August: Ratings agency Standard and Poor’s downgrades Ireland’s debt from AA to AA minus. Predicts €50 billion as cost of bailout of distressed banks. Government dismiss claim. Central Bank Governor Patrick Honohan says Anglo bailout will be “costly but manageable.” Total cost is estimated at a possible €25bn.
September: Cost of Irish debt has risen to over 6 per cent; a premium of 389 basis points over the standard, German bunds. On the 13th, Brian Lenihan discloses that €3 billion is the “minimum” cut in the Budget. Amid fears over Anglo, and anxiety over the Irish situation in Brussels, Prof Honohan says that the Government needs to look at more cost-cutting measures. Financial Times editorial advises Ireland to default on Anglo bondholders. Interest on Irish ten-year bonds rises to a record 6.69 per cent, a level considered not sustainable.
On last day of month, a Thursday, Government statement discloses that total cost of Anglo will be €29.3bn and could rise to €33bn in a worst case scenario. Lenihan reveals interest payments on bank bailout will cost €1.7bn annually. Government announces it will publish a four-year detailed fiscal plan in November, amid warnings from Rehn and from the ECB’s Jean Claude Trichet that such a course is necessary. Government also announces it is suspending borrowing of national debt until January. Day is dubbed ‘Black Thursday’ by opposition.

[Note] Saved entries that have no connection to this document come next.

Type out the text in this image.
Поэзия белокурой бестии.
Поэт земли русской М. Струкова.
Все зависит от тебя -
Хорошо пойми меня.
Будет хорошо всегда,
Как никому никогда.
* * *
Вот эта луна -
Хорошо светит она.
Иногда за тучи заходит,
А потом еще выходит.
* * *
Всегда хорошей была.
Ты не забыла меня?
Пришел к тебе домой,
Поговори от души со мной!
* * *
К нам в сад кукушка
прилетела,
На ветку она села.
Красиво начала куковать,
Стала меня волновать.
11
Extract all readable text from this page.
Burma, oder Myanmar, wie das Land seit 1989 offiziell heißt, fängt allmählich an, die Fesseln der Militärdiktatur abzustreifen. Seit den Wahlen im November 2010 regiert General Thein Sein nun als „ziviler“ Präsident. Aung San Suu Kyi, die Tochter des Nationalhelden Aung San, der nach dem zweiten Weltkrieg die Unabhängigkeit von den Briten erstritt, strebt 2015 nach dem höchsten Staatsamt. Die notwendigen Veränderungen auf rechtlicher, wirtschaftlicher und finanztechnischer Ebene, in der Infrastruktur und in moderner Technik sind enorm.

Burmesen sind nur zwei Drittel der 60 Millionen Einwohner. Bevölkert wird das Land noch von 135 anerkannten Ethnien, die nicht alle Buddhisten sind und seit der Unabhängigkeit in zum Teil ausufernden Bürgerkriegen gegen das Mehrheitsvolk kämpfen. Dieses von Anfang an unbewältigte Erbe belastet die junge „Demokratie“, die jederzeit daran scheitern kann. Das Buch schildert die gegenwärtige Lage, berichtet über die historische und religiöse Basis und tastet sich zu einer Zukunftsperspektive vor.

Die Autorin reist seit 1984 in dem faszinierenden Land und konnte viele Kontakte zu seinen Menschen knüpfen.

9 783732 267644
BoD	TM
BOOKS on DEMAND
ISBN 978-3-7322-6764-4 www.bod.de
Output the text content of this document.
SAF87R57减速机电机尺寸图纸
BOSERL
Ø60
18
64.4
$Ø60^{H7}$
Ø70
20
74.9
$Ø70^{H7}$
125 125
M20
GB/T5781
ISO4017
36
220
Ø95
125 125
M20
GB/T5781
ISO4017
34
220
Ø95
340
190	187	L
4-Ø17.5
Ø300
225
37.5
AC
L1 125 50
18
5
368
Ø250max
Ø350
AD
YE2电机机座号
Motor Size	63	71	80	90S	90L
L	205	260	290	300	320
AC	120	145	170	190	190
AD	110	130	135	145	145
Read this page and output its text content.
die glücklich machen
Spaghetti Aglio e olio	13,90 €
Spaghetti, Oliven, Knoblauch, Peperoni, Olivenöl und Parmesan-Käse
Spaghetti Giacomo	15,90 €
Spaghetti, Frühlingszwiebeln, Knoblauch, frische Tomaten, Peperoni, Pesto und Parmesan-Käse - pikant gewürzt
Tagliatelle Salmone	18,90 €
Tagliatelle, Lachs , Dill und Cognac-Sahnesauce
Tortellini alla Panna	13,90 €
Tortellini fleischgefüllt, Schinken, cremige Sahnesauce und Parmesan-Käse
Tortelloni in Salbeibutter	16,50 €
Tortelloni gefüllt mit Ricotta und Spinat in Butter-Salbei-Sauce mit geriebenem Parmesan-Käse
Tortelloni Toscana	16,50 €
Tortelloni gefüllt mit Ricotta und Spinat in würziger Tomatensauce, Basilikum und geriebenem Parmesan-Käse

October: Attempts at a consensual political approach to the fiscal crisis, initiated by the Greens, fail. All parties commit to the 3 per cent 2014 target. Opposition parties are briefed on economic situation, and a crisis prompted, among other things, by much lower growth forecasts for 2012 and 2013. An ESRI report concludes that 2014 target is over ambitious and that the Government will need to cut €15 billion over four years to achieve the target. Five days later, that figure is officially confirmed. It is twice the €7.5 billion estimate from ten months ago.